L’estate che si sta concludendo ha dimostrato che è stato sufficiente recarsi in località tutto sommato ad un’ora di volo e dunque vicine – Grecia, Spagna, Croazia ma anche Sardegna e Baleari- dove i luoghi di ‘socializzazione spinta’ abbondano, per abbassare la guardia, soprattutto da parte dei giovani ormai insofferenti ed incapaci di tenere a bada gli ormoni, per fare riesplodere il tasso di contagio, anche se fortunatamente non la mortalità e dunque per ora non c’è l’emergenza sanitaria di Marzo.

Quindi, col senno di poi, una fiera così rilevante sarebbe stata per forza di cose poco e male frequentata, e ugualmente complicata da gestire nel caso fossero intervenuti operatori italiani ed europei, con Francia e Spagna già in piena seconda ondata con numeri 4-5 volte quelli italiani, che, a parte qualche focolaio in discoteca a Cervia, sono stati sorprendentemente bravi in tutte le regioni (qualcuno ha notizia di focolai nelle discoteche in Versilia o in Liguria o in Puglia? Noi no).

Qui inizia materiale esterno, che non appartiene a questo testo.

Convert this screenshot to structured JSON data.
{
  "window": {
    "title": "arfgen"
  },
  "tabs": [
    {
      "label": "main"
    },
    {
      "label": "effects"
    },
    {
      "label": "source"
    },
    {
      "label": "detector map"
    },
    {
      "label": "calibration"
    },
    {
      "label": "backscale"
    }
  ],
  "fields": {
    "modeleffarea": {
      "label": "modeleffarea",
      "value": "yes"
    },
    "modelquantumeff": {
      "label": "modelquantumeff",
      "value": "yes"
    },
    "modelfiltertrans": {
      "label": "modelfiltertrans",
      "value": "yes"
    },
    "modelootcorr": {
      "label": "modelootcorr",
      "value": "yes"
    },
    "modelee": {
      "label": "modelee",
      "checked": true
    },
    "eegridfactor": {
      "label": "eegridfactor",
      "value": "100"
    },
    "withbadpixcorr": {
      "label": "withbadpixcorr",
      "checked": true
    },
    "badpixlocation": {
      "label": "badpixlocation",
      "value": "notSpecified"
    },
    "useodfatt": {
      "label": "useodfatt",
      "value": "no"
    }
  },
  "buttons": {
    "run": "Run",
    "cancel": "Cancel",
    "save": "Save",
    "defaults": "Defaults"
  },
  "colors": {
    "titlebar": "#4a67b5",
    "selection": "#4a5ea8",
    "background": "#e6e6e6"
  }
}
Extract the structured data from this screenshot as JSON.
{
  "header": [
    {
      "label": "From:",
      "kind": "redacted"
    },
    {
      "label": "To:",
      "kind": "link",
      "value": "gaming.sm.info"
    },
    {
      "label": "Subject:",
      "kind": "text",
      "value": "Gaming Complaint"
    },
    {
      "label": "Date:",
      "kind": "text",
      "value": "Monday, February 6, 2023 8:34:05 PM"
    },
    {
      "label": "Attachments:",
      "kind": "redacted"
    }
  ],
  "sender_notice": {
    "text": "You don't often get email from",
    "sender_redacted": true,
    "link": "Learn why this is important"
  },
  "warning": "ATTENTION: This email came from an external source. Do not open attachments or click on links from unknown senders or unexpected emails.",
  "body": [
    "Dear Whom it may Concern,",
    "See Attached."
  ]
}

Tecnargilla a Rimini per lo stesso motivo ha gettato la spugna qualche settimana prima del Cersaie, oggettivamente una Fiera tecnologica ha senso solo se si muovono e sono presenti gli imprenditori ed i dirigenti esecutivi, quindi i decision makers degli investimenti da finalizzare, cosa che non sarebbe avvenuta a causa del congelamento e del calo micidiale delle commesse nel 2020 e che si allungherà nel 2021, per giunta già consistente nel 2019.

Se questo non avviene, spiace dirlo, ma una fiera di ‘peones’, tecnici di vario titolo -che comunque in gran parte non avrebbero potuto venire, a causa del taglio dei costi che le imprese da cui dipendono hanno imposto- che vengono a vedere un nuovo stampo o una nuova stampante digitale non ha assolutamente senso.

Quest’anno il quartiere espositivo di BolognaFiere avrebbe dovuto lanciare, insieme al nuovo padiglione Sud i cui lavori in primavera sono stati interrotti per molti mesi, un’importante novità: era infatti atteso il battesimo di un intero padiglione, il Contract Hall, nello spazio centrale finora riservato a diverse grandi ed importanti aziende ceramiche, totalmente dedicato al mondo del progetto e dei grandi cantieri.

Già l’anno scorso si è cercato di porre attenzione su un segmento, il contract, su cui esiste un po’ di confusione, perché si tratta appunto di un mercato dai confini molto labili, parlando sì di grandi forniture internazionali e dei progetti, ma che viene da sempre affrontato con una pluralità di canali distributivi molto diversi nel mondo, in funzione di una grande quantità di variabili.

Cosa si intende in realtà per contract? La definizione imprecisa è “grandi progetti chiavi in mano”, ma sarebbe la fornitura, su commissione diretta o gara d’appalto, di un insieme articolato di prodotti, progettati ad hoc o customizzati, e dei relativi servizi necessari per installarli entro una data stabilita contrattualmente fra committente e azienda.

La credibilità dei fornitori/partners è di norma fattore critico di successo, e si costruisce con la reputazione e la affidabilità.  Se si parla di un intero progetto e della gestione delle forniture per alberghi, appartamenti, aeroporti, musei, navi da crociera, etc, il general contractor è un ruolo di una complessità tale da non essere alla portata di tutte le aziende manifatturiere italiane, se non in combinazione o aggregazione con altre complementari, richiedendo a quel punto capacità di coordinamento non meno critiche.

 

Rispetto al mercato wholesale o retail, consolidati per le aziende manifatturiere italiane in Italia e all’estero, il contract è davvero l’unico canale per sviluppare concretamente nuovi mercati nei paesi emergenti, da cui si è tagliati fuori se si compete solo sul prezzo o sul prodotto.

Un’opportunità reale, che tuttavia implica processi gestionali complessi per il management delle imprese, e le ceramiche non fanno certo eccezione. Nel contract non si forniscono solo prodotti, e dunque bisogna farsi carico di un insieme di servizi interfacciandosi con un sistema sfuggente di interlocutori, rispetto al classico rivenditore ed utilizzatore finale cui le aziende si rivolgono abitualmente.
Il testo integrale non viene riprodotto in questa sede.